被告である(財)住宅金融普及協会のホームページ中の「住宅ローン商品 金利情報」が、原告ウエブサイトの「図表」あるいは「編集著作物」、「データベースの著作物」の著作権侵害であると主張し、被告の当該ウエブページの閉鎖と706万4000円の損害賠償を求めたが、請求を棄却された事例である。

東京地裁平成22年12月21日判決(平成22年(ワ)第12322号)

原告は、平成20年4月から「銀行商品コム」という名称のウエブサイトに住宅ローン金利の比較表を掲載し、ここに図表部分がある(これを「本件図表」という)。図表の金利情報は、随時更新されている。
被告は、(財)住宅金融協会で、平成20年頃から、「住まいのポータルサイト」という名のウエブサイトを運営し、ここに「住宅ローン商品 金利情報」を掲載している。金利情報は随時更新されている。

原告は、

  1. 本件図表は、「図表の著作物」(著作権法10条1項6号)である。
  2. 本件図表は、「編集著作物」(同法12条1項)である。
  3. 本件図表は、「データベース」の著作物である、

と主張し、被告により、複製権及び公衆送信権が侵害されたとして、706万4000円(バナー広告料収入相当額の損害570万円、有料会員会員料金相当額4月分136万4000円)の損害賠償と当該ウエブページの閉鎖を求めた。

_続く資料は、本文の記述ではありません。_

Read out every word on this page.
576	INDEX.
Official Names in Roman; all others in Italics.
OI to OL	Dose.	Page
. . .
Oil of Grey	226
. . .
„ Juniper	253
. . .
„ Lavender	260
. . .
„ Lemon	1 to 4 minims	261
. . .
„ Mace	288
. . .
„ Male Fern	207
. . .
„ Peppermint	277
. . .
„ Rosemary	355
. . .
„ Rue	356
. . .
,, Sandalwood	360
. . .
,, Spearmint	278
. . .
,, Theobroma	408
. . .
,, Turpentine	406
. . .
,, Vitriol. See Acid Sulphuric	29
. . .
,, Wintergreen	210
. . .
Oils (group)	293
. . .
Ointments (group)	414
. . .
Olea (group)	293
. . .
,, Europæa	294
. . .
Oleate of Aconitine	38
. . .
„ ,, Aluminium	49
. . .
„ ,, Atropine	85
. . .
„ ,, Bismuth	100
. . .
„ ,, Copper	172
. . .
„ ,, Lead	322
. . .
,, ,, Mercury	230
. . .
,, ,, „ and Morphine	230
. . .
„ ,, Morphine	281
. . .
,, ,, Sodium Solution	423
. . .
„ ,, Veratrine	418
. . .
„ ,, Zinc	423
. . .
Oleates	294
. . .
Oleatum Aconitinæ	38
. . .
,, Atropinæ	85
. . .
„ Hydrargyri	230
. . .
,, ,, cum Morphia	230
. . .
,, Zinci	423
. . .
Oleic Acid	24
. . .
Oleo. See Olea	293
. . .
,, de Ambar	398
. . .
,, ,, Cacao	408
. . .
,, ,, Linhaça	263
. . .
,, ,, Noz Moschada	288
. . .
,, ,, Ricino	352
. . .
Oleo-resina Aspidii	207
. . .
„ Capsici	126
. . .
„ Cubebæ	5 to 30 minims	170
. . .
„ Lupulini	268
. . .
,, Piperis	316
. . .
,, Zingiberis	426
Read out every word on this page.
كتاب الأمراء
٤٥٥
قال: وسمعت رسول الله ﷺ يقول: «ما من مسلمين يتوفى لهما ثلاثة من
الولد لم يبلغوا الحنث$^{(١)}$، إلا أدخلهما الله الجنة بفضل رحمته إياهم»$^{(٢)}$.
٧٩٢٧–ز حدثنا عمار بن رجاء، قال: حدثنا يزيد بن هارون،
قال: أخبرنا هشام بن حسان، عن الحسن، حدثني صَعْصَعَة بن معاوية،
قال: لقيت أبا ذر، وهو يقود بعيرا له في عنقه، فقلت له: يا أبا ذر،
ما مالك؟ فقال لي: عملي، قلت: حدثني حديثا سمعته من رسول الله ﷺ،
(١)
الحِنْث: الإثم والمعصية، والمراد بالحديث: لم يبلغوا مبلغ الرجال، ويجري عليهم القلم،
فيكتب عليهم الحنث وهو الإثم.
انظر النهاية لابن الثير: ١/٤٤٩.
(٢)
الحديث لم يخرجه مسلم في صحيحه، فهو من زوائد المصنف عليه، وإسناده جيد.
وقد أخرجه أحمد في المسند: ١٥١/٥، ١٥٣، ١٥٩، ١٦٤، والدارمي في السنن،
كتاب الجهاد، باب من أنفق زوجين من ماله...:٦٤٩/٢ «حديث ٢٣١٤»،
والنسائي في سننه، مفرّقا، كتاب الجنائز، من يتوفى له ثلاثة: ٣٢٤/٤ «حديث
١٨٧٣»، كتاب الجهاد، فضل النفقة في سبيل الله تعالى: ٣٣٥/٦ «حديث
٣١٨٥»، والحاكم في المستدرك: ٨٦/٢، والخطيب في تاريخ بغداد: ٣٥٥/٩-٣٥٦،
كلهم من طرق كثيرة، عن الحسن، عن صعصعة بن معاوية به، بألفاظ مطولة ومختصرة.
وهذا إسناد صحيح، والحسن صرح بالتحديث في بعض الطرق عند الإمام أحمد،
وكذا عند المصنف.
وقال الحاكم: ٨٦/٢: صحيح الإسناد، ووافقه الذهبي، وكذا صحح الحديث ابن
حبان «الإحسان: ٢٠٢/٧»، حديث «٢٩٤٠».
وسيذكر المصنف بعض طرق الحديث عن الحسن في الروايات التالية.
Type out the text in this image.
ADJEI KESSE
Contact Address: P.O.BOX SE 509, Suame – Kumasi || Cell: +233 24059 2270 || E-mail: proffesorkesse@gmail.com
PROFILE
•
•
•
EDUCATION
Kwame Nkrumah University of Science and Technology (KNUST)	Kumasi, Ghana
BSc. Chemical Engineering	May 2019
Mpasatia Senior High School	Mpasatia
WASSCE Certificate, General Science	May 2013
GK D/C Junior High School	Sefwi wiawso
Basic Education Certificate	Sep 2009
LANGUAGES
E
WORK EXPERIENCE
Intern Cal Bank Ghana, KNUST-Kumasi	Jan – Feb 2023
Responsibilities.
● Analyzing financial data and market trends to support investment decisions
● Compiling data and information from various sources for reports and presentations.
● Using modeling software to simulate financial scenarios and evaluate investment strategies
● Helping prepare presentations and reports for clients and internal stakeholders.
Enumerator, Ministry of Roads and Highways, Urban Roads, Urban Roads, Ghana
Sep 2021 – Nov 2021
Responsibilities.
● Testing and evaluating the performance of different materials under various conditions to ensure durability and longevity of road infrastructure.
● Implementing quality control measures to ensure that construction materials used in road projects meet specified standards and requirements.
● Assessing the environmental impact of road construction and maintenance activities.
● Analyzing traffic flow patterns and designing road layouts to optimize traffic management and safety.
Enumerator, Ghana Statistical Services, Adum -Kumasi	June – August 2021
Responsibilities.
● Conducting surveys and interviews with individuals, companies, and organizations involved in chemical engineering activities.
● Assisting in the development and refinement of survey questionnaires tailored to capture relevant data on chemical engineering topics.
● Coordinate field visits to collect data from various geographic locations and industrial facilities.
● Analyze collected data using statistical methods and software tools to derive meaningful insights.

被告は、本件図表の著作物性を争い、また、被告は独自に被告図表を作成し、原告の本件図表に依拠していない、59箇所の相違点がある、本件図表は「一般的にありふれたもの」と主張した。東京地裁民事第46部大鷹一郎裁判長は、「本件図表が『図形の著作物』『編集著作物』又は『データベースの著作物』であることを認めることはできない。」として原告の請求を棄却した。

原告には、訴訟代理人がついていない。